Mrs. Lang shook her head. "Don't do it again. It wouldn't be exactly safe for you to go alone into the native part of the city in your accustomed dress and as a mock Japanese you might expect some trouble."

"But I thought they were always so gentle and polite here that I would be quite safe."

"There are circumstances when it doesn't do to trust too much to theories," Mrs. Lang replied.

"Miss Corner would like very much to hear the children sing," said Miss Gresham, Jack's first acquaintance.

Mrs. Lang turned to the little group and said something, then she started a song. Jack listened attentively and with perfect gravity, but the children, whose voices were so sweet in speech, sang execrably, with very little idea of tune, and so raucously as to make one wonder how they could do it. "Nan would curl up and die if she were to hear them," she said to herself.

The children then went through several exercises for her benefit and at last subsided in order with solemn set little faces.
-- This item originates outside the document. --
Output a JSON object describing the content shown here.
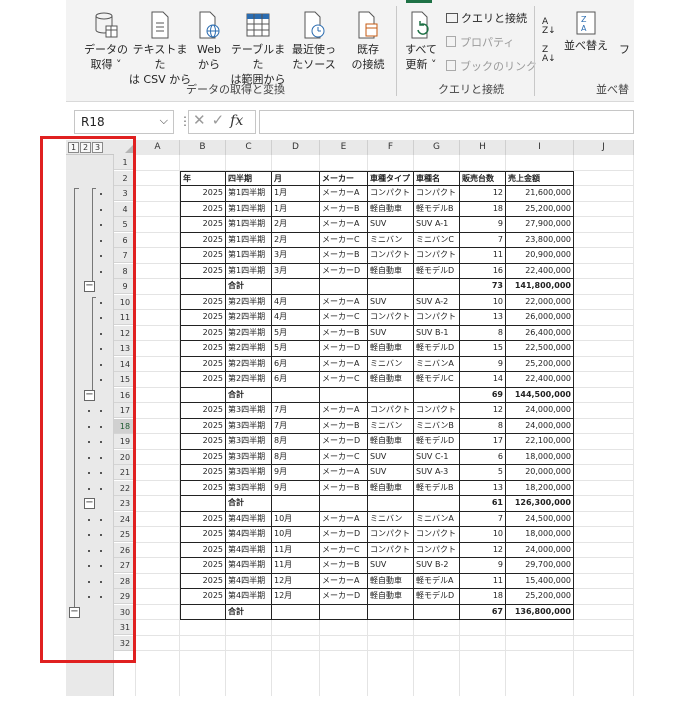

"I thought them so expressionless and unresponsive when I first came," said Miss Gresham as she conducted Jack to another room, "but you have no idea how receptive they are and how attentive. We are doing good work here and I wish you would bring all your party to see us and some of the other classes which are more advanced."

Jack promised and was told the name of the street, and how to reach Miss Gresham herself and then she took her leave with a feeling of thankfulness that she had been so lucky as to come across one of her own people. "It was truly a missionary act," she said with a smile as she bade Mrs. Lang good-bye. "I begin to realize what a debt of gratitude I owe you."

"It was only what the veriest stranger might do in any place," protested Miss Gresham, though Jack felt it was more.